Hey Charlie et all,

I always wanted to respond to this mail from April this year, since I thought 
it contains some interesting thoughts.

> However ... "spreading the word" has been really frustrating!
> 
> Although once in a while someone sees the necessity and wisdom of encryption 
> right away, they're a rarity. Most people say, "I don't have anything to 
> hide, so why should I bother with something I don't need anyway?" I've never 
> learned how to change such people's viewpoint. If anyone on the list has 
> ideas on this, please send 'em along.
> 
> The other block is the complexity of use. (Not GPGMail, however ... it's a 
> sweet implementation!) But to ask someone who has interfaced to a computer 
> only with a GUI to work on a UNIX command line ... as trivial as it is for 
> GPG ... is an exercise in futility.

I'd love to gather more thoughts on this. I'm thinking about adding this to our 
introduction (linked on the entry page). If someone considers it useful it 
might also be an idea to setup a wiki page to collect arguments. Feel free to 
proceed :)

I'm thinking of something like:
Objection: I have nothing to hide.
Reply: You think? Think again. Maybe you do... bla bla bla.

Problem with this is that it isn't easy to find one sentence answers on those 
objections. It's like you'd have to explain all what's been happening in 
technology for the last 20 years and all the security issues and failures from 
that time and after you've done that you can slowly come back to the question 
"Why again was it, that it might be important to encrypt your communication?".

One big issue is raising general awareness to security related issues. I'm not 
sure how to achieve this, but have the feeling that this is slowly arriving in 
the mainstream media. The Sony, Nintendo, ... hacks have show how fragile 
security is and that there are often way around a thought of secure system. 
That's no news for us but it's news for the general public.

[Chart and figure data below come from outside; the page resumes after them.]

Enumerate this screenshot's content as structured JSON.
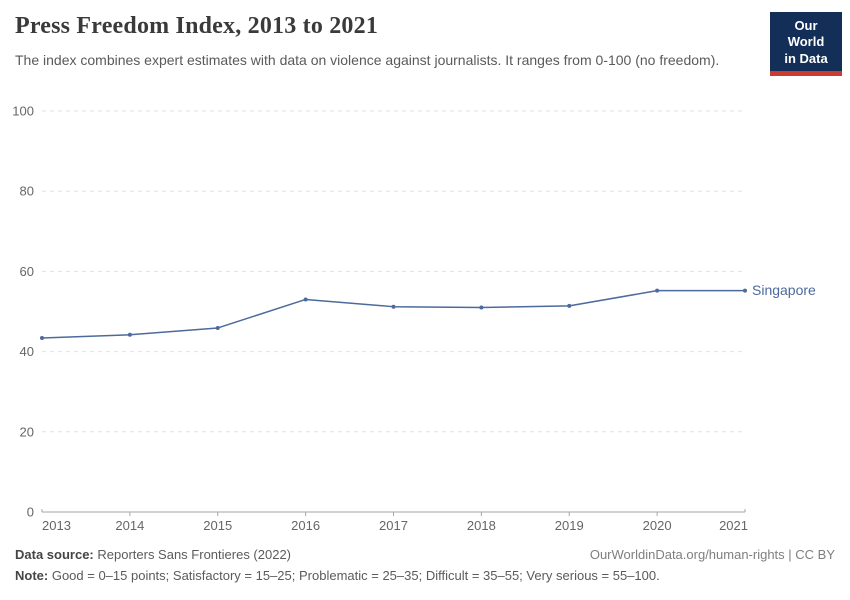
{
  "header": {
    "title": "Press Freedom Index, 2013 to 2021",
    "subtitle": "The index combines expert estimates with data on violence against journalists. It ranges from 0-100 (no freedom).",
    "logo": {
      "line1": "Our World",
      "line2": "in Data"
    }
  },
  "chart_data": {
    "type": "line",
    "title": "Press Freedom Index, 2013 to 2021",
    "x": [
      2013,
      2014,
      2015,
      2016,
      2017,
      2018,
      2019,
      2020,
      2021
    ],
    "series": [
      {
        "name": "Singapore",
        "values": [
          43.4,
          44.2,
          45.9,
          53.0,
          51.2,
          51.0,
          51.4,
          55.2,
          55.2
        ],
        "color": "#4c6a9c"
      }
    ],
    "xlabel": "",
    "ylabel": "",
    "ylim": [
      0,
      100
    ],
    "yticks": [
      0,
      20,
      40,
      60,
      80,
      100
    ],
    "grid": "horizontal-dashed",
    "legend_position": "end-of-line-label"
  },
  "footer": {
    "datasource_label": "Data source:",
    "datasource_text": " Reporters Sans Frontieres (2022)",
    "link": "OurWorldinData.org/human-rights | CC BY",
    "note_label": "Note:",
    "note_text": " Good = 0–15 points; Satisfactory = 15–25; Problematic = 25–35; Difficult = 35–55; Very serious = 55–100."
  },
  "colors": {
    "accent_line": "#4c6a9c",
    "grid": "#e2e2e2",
    "axis": "#a6a6a6",
    "tick_label": "#666666",
    "logo_bg": "#132f57",
    "logo_red": "#cc3b31",
    "title_text": "#3a3a3a",
    "subtitle_text": "#5a5a5a"
  }
}
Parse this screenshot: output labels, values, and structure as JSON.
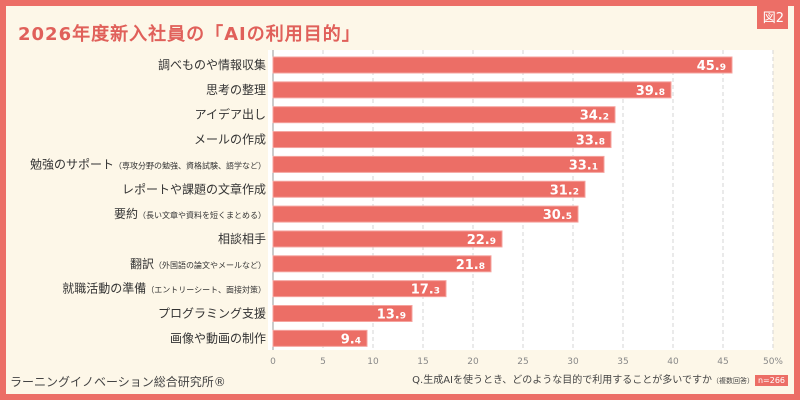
{
  "figure_label": "図2",
  "chart_data": {
    "type": "bar",
    "orientation": "horizontal",
    "title": "2026年度新入社員の「AIの利用目的」",
    "categories": [
      {
        "main": "調べものや情報収集",
        "sub": ""
      },
      {
        "main": "思考の整理",
        "sub": ""
      },
      {
        "main": "アイデア出し",
        "sub": ""
      },
      {
        "main": "メールの作成",
        "sub": ""
      },
      {
        "main": "勉強のサポート",
        "sub": "（専攻分野の勉強、資格試験、語学など）"
      },
      {
        "main": "レポートや課題の文章作成",
        "sub": ""
      },
      {
        "main": "要約",
        "sub": "（長い文章や資料を短くまとめる）"
      },
      {
        "main": "相談相手",
        "sub": ""
      },
      {
        "main": "翻訳",
        "sub": "（外国語の論文やメールなど）"
      },
      {
        "main": "就職活動の準備",
        "sub": "（エントリーシート、面接対策）"
      },
      {
        "main": "プログラミング支援",
        "sub": ""
      },
      {
        "main": "画像や動画の制作",
        "sub": ""
      }
    ],
    "values": [
      45.9,
      39.8,
      34.2,
      33.8,
      33.1,
      31.2,
      30.5,
      22.9,
      21.8,
      17.3,
      13.9,
      9.4
    ],
    "xlim": [
      0,
      50
    ],
    "ticks": [
      "0",
      "5",
      "10",
      "15",
      "20",
      "25",
      "30",
      "35",
      "40",
      "45",
      "50%"
    ],
    "grid": true,
    "bar_color": "#ec6e66"
  },
  "footer": {
    "brand": "ラーニングイノベーション総合研究所®",
    "question": "Q.生成AIを使うとき、どのような目的で利用することが多いですか",
    "question_note": "（複数回答）",
    "n": "n=266"
  }
}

And people start 
realizing e.g. it might be a bad idea using 12345 as a passphrase on each and 
every of your log-ins. :P That was hard to explain some years ago - now it's 
not.

All I'm saying is, that I'd love for mail encryption to get out of it's niche 
and reach a somewhat critical mass so that the "no one else is using it" 
argument simply does not apply anymore. Wouldn't that be great? 

05.04.2011 19:49 Chris Rexinger wrote:
> I too run into the same issue when trying to get friends to use encryption. I 
> have not been able to get 1 person to use it save myself. Peoples eyes seem 
> to gloss over and they say "ok, sure, whatever". No one gets it.

So if we agree that there is some form of misunderstanding or a lack of 
knowledge - let's gather arguments facts to determine what's going wrong in 
such conversations. It seems the majority of people really isn't interested in 
a lot. Maybe I'm wrong, actually I hope I'm wrong. But maybe that's a fact we'd 
have to accept. I have made the experience, that if you really talk to someone 
honestly and get into a conversation often some things stick and sometimes 
after several weeks people approach me to ask again about what we talked 
earlier (you can't discuss such fundamental complex topics in one minute in the 
hall-way, or if you can pls contribute to the wiki and teach us who cant :P).

> I have always said that a big roadblock to large scale adoption by the 
> "non-programmer" masses (of which I am a part) has been the fragmentation of 
> resources needed to get GPG running on a mac. The new GPGTools project is a 
> huge step in the right direction and I am glad to see it happen.

This is why we have the GPGTools Installer. And it's worked out great so far 
for many users.

> I only wish I could do more to help out, but I dont program and such..

No problem. Just participate, and consider working on said wiki-page (not 
existing yet) or help us improve documentation if you want. Many options 
available to contribute.

Back to what Charlie wrote:
> But I keep trying. My German wife smilingly tells me I'm a "Weltverbesserer" 
> ... someone who's always trying to make the world a better place. I guess 
> she's right.

That's funny, because I get to hear that a lot. And what's even more funny, is 
the fact that this term is connotated with negative attributes. Now that's 
strange. Someone who wants to make the world a better place is negative? I 
guess it's the fact that many people are afraid of changes no matter in which 
direction those changes lead. And that's also an important factor in society. 
You simply can't change the whole system every year or so. It's a fine line 
between stabilization and blockading change. It's not for me to decide which is 
which.

So, yeah let's go ahead and be a Weltverbesserer.